Review – Beneath Our Feet

Posted August 21, 2025 by Nicky in Uncategorized / 0 Comments

Review – Beneath Our Feet

Beneath Our Feet

by Michael Lewis, Ian Richardson

Genres: History, Non-fiction
Pages: 240
Rating: four-stars
Synopsis:

Britain has a rich past, with incredible archaeology. Every day, new discoveries transform our understanding of its history. Most are made not by professional archaeologists, but by ordinary members of the public. Some are chance finds; others are recovered by the thousands of fieldwalkers, mudlarks, and metal detectorists who scour Britain's countryside and waterways looking for artifacts and coins.

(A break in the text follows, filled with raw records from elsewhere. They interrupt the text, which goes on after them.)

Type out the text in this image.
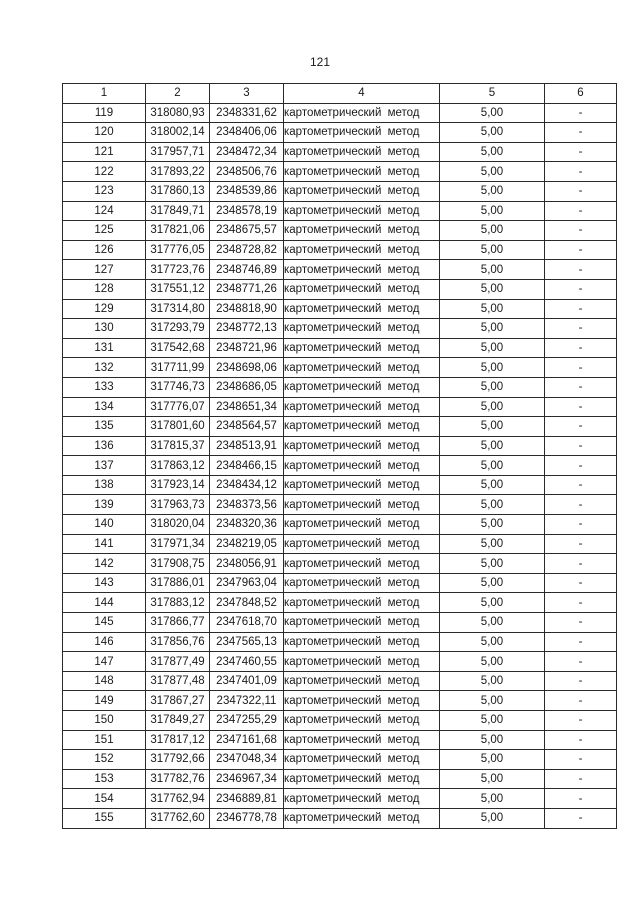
121
1	2	3	4	5	6
119	318080,93	2348331,62	картометрический метод	5,00	-
120	318002,14	2348406,06	картометрический метод	5,00	-
121	317957,71	2348472,34	картометрический метод	5,00	-
122	317893,22	2348506,76	картометрический метод	5,00	-
123	317860,13	2348539,86	картометрический метод	5,00	-
124	317849,71	2348578,19	картометрический метод	5,00	-
125	317821,06	2348675,57	картометрический метод	5,00	-
126	317776,05	2348728,82	картометрический метод	5,00	-
127	317723,76	2348746,89	картометрический метод	5,00	-
128	317551,12	2348771,26	картометрический метод	5,00	-
129	317314,80	2348818,90	картометрический метод	5,00	-
130	317293,79	2348772,13	картометрический метод	5,00	-
131	317542,68	2348721,96	картометрический метод	5,00	-
132	317711,99	2348698,06	картометрический метод	5,00	-
133	317746,73	2348686,05	картометрический метод	5,00	-
134	317776,07	2348651,34	картометрический метод	5,00	-
135	317801,60	2348564,57	картометрический метод	5,00	-
136	317815,37	2348513,91	картометрический метод	5,00	-
137	317863,12	2348466,15	картометрический метод	5,00	-
138	317923,14	2348434,12	картометрический метод	5,00	-
139	317963,73	2348373,56	картометрический метод	5,00	-
140	318020,04	2348320,36	картометрический метод	5,00	-
141	317971,34	2348219,05	картометрический метод	5,00	-
142	317908,75	2348056,91	картометрический метод	5,00	-
143	317886,01	2347963,04	картометрический метод	5,00	-
144	317883,12	2347848,52	картометрический метод	5,00	-
145	317866,77	2347618,70	картометрический метод	5,00	-
146	317856,76	2347565,13	картометрический метод	5,00	-
147	317877,49	2347460,55	картометрический метод	5,00	-
148	317877,48	2347401,09	картометрический метод	5,00	-
149	317867,27	2347322,11	картометрический метод	5,00	-
150	317849,27	2347255,29	картометрический метод	5,00	-
151	317817,12	2347161,68	картометрический метод	5,00	-
152	317792,66	2347048,34	картометрический метод	5,00	-
153	317782,76	2346967,34	картометрический метод	5,00	-
154	317762,94	2346889,81	картометрический метод	5,00	-
155	317762,60	2346778,78	картометрический метод	5,00	-
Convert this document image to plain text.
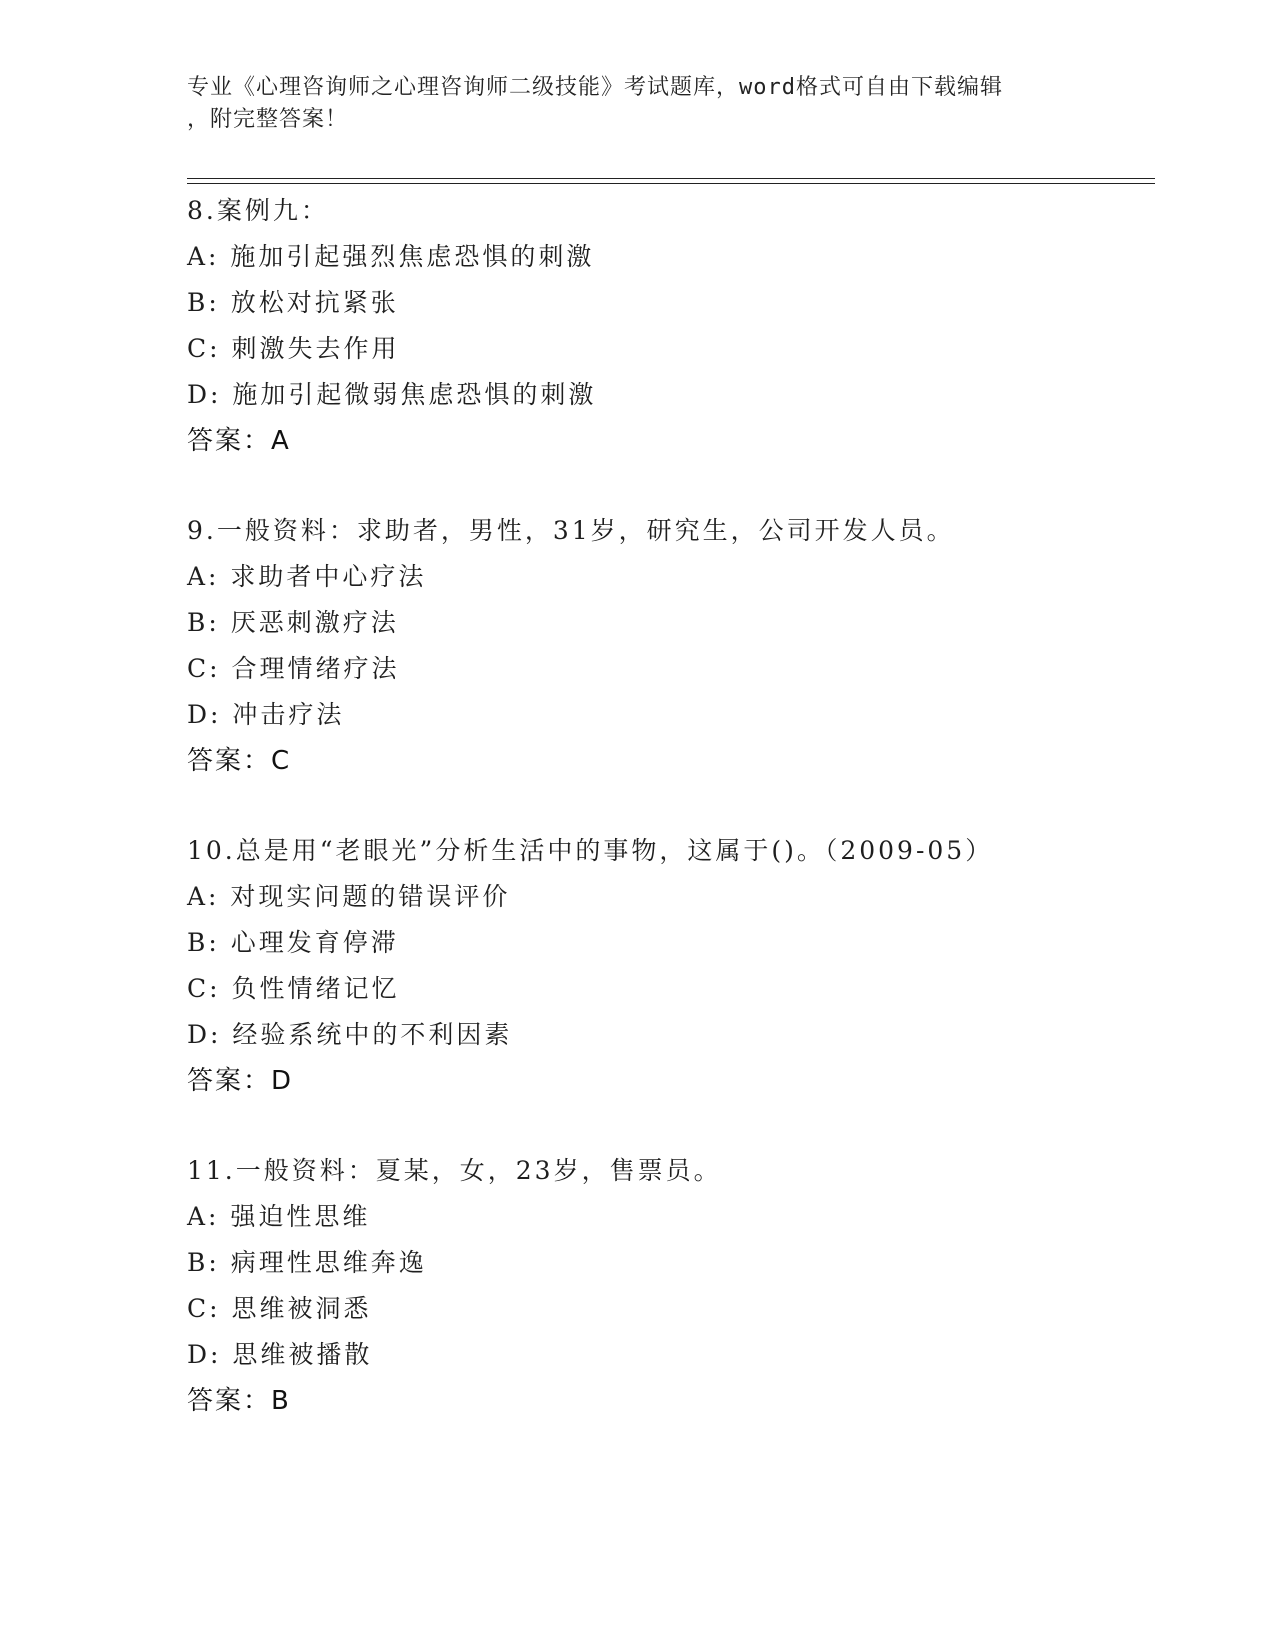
专业《心理咨询师之心理咨询师二级技能》考试题库，word格式可自由下载编辑
，附完整答案！
8.案例九：
A: 施加引起强烈焦虑恐惧的刺激
B: 放松对抗紧张
C: 刺激失去作用
D: 施加引起微弱焦虑恐惧的刺激
答案：A
9.一般资料：求助者，男性，31岁，研究生，公司开发人员。
A: 求助者中心疗法
B: 厌恶刺激疗法
C: 合理情绪疗法
D: 冲击疗法
答案：C
10.总是用“老眼光”分析生活中的事物，这属于()。（2009-05）
A: 对现实问题的错误评价
B: 心理发育停滞
C: 负性情绪记忆
D: 经验系统中的不利因素
答案：D
11.一般资料：夏某，女，23岁，售票员。
A: 强迫性思维
B: 病理性思维奔逸
C: 思维被洞悉
D: 思维被播散
答案：B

Beneath Our Feet is a celebration of this growing public involvement in archaeology, and of the groundbreaking work of the Portable Antiquities Scheme managed by the British Museum in England and Amgueddfa Cymru in Wales. Its mission is collaboration with public finders, encouraging them to report their discoveries so they can be recorded on a national database and shared with archaeologists, historians, and everyone with an interest in the past buried beneath our feet.

From the 3,500-year-old Ringlemere Cup to the Anglo-Saxon Staffordshire Hoard, a heart pendant connected to Henry VIII and Catherine of Aragon, and a jar of American gold coins buried by a Jewish refugee fleeing the Nazis, these are the stories of more than fifty astonishing treasures, the people who found them, and how they are reshaping British history.

Beneath Our Feet is by Michael Lewis and Ian Richardson, but it covers the finds of many ordinary people — not archaeologists, but metal detectorists, fieldwalkers, mudlarks, and people who just chanced across their finds. In the UK there’s a system to get such things declared and recorded in order that museums can acquire them for display and study, which is great, and here the authors show off some of these items.

It’s a fully illustrated book with colourful, non-glossy pages, some of which are the items themselves and some just images that cast some light on them. I could’ve done with more sense of scale on some of the items, but for a few they do show the scale and the comparisons. Each object or set of objects gets discussed quite briefly, within a couple of pages, and a note about where it can be found now (e.g. a museum or a private collection), so it’s more of a taster than anything.

I really liked it — as a kid who grew up watching and loving Time Team, this kind of “everyday archaeology” (though some of the objects found are in fact officially Treasure and incredibly opulent) is incredibly fun to read about. And it’s a really well-presented book.